There is no one size fits all for each type of dyslexic profile and each individual pupil with dyslexia must have their different traits and behaviours explored individually to best ensure their needs are met.

puzzle piece

2. Reading, writing and spelling

Sometimes a pupil may complain of dizziness, headaches or stomach aches while reading. Once they have got past this fear you may see they are confused by letters, numbers, words, sequences, or verbal explanations. When they write they show repetitions, additions, transpositions, omissions, substitutions, and reversals in letters, numbers and/or words. Often the pupil will read and reread with little comprehension. When the pupil spells they will often do it phonetically and inconsistently.

3. Hearing and speech

A pupil with dyslexia will often find it difficult to put their thoughts into words, this may mean they halt or stutter when speaking. It can be difficult for these pupils to transpose long phrases or words. On occasions I have also experienced pupils with extended hearing; hearing things not said or apparent to others. Pupils will often be distracted easily by sounds.

two headz

4. Writing and motor skills

Dyslexic pupils will have great difficulty writing and copying, they often have unusual pencil grips. Dyslexia can affect how a pupil coordinates themselves during sporting activities; they will often appear to be clumsy or poor with fine and gross motor skills.
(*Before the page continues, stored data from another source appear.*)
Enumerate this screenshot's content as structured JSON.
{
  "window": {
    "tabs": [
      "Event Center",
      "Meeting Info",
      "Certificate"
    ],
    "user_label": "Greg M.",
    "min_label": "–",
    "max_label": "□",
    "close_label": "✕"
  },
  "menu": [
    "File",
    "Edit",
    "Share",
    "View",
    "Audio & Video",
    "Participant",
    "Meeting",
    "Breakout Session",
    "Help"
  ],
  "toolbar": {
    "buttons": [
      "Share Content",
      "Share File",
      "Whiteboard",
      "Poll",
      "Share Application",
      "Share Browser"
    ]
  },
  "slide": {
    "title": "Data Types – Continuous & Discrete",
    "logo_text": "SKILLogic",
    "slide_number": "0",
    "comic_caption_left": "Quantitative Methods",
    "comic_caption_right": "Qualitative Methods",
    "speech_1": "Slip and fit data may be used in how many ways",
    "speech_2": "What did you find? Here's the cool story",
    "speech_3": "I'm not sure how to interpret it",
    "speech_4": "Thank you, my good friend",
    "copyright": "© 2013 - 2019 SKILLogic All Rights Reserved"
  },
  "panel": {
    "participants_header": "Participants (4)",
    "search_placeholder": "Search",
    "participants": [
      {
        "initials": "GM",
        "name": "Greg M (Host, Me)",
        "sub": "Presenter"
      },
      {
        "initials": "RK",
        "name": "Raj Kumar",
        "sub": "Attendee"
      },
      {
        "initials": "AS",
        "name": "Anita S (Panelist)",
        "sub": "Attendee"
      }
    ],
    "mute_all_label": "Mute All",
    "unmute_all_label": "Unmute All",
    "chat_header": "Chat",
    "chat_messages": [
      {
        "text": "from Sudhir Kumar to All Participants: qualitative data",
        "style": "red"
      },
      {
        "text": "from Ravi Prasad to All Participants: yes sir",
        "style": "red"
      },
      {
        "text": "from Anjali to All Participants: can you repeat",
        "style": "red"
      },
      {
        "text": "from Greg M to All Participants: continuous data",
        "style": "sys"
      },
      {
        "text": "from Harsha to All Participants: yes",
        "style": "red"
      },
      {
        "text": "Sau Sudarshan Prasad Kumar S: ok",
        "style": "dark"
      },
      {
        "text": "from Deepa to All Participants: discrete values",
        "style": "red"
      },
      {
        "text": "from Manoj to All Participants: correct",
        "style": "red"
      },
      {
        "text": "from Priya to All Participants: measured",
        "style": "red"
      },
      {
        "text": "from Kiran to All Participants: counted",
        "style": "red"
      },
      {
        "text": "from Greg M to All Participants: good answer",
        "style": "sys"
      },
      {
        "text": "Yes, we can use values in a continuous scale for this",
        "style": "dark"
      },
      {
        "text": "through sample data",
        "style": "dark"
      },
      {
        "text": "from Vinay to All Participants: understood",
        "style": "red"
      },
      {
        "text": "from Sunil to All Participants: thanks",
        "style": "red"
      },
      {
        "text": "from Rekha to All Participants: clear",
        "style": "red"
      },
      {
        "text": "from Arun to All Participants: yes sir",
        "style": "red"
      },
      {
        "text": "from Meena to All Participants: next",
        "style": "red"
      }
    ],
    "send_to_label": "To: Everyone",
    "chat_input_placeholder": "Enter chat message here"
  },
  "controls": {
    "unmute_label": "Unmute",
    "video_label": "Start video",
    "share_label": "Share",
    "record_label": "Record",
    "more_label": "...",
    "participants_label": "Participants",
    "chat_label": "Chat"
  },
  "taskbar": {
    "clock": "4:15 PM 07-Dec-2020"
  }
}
It is a common trait for these pupils to be ambidextrous or even confuse left and right.

5. Maths and time management

Telling the time can be tricky and often sequencing events is difficult. Many of the dyslexic pupils that I have taught will use their fingers to count in maths; they often know the answers but can’t put it down on paper. They will be good at arithmetic but find more difficult subjects like algebra particularly tricky.

puzzle piece

6. Memory and cognition

These pupils can have excellent long-term memory for experiences, locations and faces but poor memories for sequences, facts and information that has not been experienced.

7. Behaviour and development

Some pupils may come across as completely disorderly or compulsively orderly. At times these pupils will make mistakes and their symptoms increase dramatically with confusion, pressure or emotional stress. In my experience they can also be the class clowns, trouble makers or be the opposite and be very, very quiet.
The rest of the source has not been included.